The younger men keep you waiting: they rarely enter the room until two or more minutes past the hour. The Old Master, eager for his art, is there a minute before the time. He bows and settles to work at once, resuming the weaving of his subtle yet simple pattern of cannons, winners and losers, with an assurance and rapidity that seem almost magic, and lull the eye into a fascinated dream. He never, or almost never, hesitates, but when he does you know that something peculiarly worth watching will result.
When he breaks down he is visibly chagrined; none of the dull apathy of the ordinary exhibition player is his. I like that. I fancy that he was not always given thus to express his feelings. Perhaps he is keener as his wonderful day draws nearer the close. I have seen all the best players this season, again and again (such is the hold that billiards can exert), and John Roberts is, to my mind, not only the best, but by far the most entertaining. I do not except Stevenson, who is, of course, the only other Olympian. It is possible that in a long match Stevenson might beat him; youth would perhaps tell, and Roberts has become too disdainful of caution (a golden fault of which Stevenson is also honourably guilty); but, whatever the final aggregate, Roberts would en route perform the more remarkable feats and make the more remarkable recoveries and give the greater pleasure.

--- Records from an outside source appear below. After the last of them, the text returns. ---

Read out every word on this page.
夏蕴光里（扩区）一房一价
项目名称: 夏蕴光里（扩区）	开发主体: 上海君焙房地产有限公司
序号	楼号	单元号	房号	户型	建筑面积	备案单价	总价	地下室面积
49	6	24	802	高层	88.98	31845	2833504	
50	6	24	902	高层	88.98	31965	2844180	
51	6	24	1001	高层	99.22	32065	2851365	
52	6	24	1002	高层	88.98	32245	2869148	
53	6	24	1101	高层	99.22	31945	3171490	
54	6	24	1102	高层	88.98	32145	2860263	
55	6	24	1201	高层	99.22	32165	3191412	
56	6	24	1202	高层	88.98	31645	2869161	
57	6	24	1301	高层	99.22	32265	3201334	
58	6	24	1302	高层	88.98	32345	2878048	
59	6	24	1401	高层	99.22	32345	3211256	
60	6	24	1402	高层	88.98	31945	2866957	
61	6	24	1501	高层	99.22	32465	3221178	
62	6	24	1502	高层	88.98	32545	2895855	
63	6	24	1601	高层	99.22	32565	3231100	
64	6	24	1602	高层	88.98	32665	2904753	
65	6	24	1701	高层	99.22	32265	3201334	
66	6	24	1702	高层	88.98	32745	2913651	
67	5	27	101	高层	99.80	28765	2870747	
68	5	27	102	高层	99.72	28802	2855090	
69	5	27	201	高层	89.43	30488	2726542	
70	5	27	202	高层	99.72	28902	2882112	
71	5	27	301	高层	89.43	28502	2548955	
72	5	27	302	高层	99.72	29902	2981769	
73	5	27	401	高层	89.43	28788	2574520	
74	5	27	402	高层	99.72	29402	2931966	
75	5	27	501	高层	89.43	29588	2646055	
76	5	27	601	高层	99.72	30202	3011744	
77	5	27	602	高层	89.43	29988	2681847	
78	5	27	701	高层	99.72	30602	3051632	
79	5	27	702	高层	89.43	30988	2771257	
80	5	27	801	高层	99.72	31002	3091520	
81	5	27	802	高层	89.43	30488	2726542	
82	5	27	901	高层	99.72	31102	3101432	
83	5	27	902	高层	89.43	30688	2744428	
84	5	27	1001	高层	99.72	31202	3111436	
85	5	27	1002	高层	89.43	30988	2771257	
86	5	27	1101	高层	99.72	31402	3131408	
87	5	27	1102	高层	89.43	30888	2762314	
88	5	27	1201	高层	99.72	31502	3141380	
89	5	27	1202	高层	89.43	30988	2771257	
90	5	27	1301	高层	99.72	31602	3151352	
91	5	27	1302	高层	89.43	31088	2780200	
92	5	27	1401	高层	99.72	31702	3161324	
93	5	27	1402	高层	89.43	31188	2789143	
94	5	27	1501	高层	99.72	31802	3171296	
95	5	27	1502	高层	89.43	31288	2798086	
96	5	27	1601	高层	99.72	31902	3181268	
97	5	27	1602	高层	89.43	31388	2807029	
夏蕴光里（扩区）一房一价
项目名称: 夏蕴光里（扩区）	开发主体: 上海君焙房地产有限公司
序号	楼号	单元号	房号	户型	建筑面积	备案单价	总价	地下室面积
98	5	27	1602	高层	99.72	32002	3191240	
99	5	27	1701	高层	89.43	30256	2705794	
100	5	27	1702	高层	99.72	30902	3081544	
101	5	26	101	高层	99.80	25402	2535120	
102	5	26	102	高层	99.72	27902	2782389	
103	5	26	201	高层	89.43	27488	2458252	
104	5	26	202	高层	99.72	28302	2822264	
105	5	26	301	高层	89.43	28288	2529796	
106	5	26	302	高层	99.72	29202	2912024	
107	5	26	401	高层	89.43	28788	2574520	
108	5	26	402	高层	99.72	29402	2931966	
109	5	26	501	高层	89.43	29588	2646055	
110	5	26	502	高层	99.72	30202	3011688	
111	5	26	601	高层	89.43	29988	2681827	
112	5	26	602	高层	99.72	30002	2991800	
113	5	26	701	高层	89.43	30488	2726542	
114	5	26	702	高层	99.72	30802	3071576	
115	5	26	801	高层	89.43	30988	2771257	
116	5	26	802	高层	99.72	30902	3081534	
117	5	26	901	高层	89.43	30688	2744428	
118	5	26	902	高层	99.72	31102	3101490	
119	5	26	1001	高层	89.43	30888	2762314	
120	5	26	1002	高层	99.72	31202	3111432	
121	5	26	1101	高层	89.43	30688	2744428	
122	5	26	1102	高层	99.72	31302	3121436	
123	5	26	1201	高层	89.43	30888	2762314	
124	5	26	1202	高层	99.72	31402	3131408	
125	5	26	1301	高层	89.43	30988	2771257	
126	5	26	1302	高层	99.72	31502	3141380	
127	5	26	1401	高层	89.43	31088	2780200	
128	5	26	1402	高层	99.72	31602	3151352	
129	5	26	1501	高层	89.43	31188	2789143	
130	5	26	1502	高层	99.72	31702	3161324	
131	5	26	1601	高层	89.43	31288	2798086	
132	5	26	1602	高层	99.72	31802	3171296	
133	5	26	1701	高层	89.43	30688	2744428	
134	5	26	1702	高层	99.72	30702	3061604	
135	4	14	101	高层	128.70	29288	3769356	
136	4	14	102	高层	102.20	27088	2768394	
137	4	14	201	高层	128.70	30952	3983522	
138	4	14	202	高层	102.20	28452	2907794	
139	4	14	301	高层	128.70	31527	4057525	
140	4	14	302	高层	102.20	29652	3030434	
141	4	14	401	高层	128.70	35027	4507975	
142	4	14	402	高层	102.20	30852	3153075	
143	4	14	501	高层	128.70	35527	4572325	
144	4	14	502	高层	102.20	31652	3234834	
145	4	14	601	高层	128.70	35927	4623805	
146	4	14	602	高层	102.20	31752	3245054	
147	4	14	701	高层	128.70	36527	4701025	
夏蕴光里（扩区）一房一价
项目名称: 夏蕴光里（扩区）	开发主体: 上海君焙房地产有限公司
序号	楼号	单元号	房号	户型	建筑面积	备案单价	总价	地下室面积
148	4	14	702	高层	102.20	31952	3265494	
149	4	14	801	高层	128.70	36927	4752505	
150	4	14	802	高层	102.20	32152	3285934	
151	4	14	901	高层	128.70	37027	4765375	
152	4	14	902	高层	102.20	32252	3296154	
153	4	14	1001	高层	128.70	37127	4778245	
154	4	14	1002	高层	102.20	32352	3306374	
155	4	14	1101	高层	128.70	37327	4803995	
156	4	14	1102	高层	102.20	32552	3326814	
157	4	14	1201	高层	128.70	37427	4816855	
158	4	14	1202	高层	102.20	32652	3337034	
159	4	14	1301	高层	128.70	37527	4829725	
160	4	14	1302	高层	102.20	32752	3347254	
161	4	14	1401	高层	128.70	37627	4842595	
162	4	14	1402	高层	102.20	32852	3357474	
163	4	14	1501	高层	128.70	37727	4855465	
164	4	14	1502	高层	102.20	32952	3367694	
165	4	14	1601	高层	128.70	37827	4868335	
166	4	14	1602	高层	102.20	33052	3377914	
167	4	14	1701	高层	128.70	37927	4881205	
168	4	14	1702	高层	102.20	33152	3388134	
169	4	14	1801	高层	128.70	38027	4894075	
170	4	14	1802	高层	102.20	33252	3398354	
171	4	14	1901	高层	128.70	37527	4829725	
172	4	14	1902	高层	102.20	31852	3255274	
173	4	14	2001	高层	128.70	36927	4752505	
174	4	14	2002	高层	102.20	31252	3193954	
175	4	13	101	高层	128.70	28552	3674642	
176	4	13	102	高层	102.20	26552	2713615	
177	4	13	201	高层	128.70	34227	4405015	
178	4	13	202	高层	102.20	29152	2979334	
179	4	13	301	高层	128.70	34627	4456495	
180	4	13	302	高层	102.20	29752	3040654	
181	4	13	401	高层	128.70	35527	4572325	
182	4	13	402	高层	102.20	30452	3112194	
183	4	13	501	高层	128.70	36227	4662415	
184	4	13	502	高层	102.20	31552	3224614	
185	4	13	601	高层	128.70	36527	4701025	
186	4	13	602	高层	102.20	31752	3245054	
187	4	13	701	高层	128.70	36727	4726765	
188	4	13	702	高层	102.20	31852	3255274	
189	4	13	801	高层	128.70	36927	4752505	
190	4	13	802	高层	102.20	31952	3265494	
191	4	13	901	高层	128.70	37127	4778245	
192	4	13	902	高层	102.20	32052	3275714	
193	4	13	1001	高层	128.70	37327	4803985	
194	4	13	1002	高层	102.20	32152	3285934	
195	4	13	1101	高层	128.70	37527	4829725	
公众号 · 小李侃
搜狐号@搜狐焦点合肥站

He and Stevenson alone have genius; the rest are sufficiently gifted to strike despair as well as admiration into one's soul; but Roberts is a planet and Stevenson his nearest star. And both play the open game careless of self-protection, and both believe in what is fast becoming, I grieve to say, the old heresy of three balls. That is why a match between Roberts and Stevenson is the one spectacle that all enthusiastic amateurs of billiards should really desire, above any meeting between Stevenson and Graynot necessarily for a heavy prize, but merely for the joy of the thing.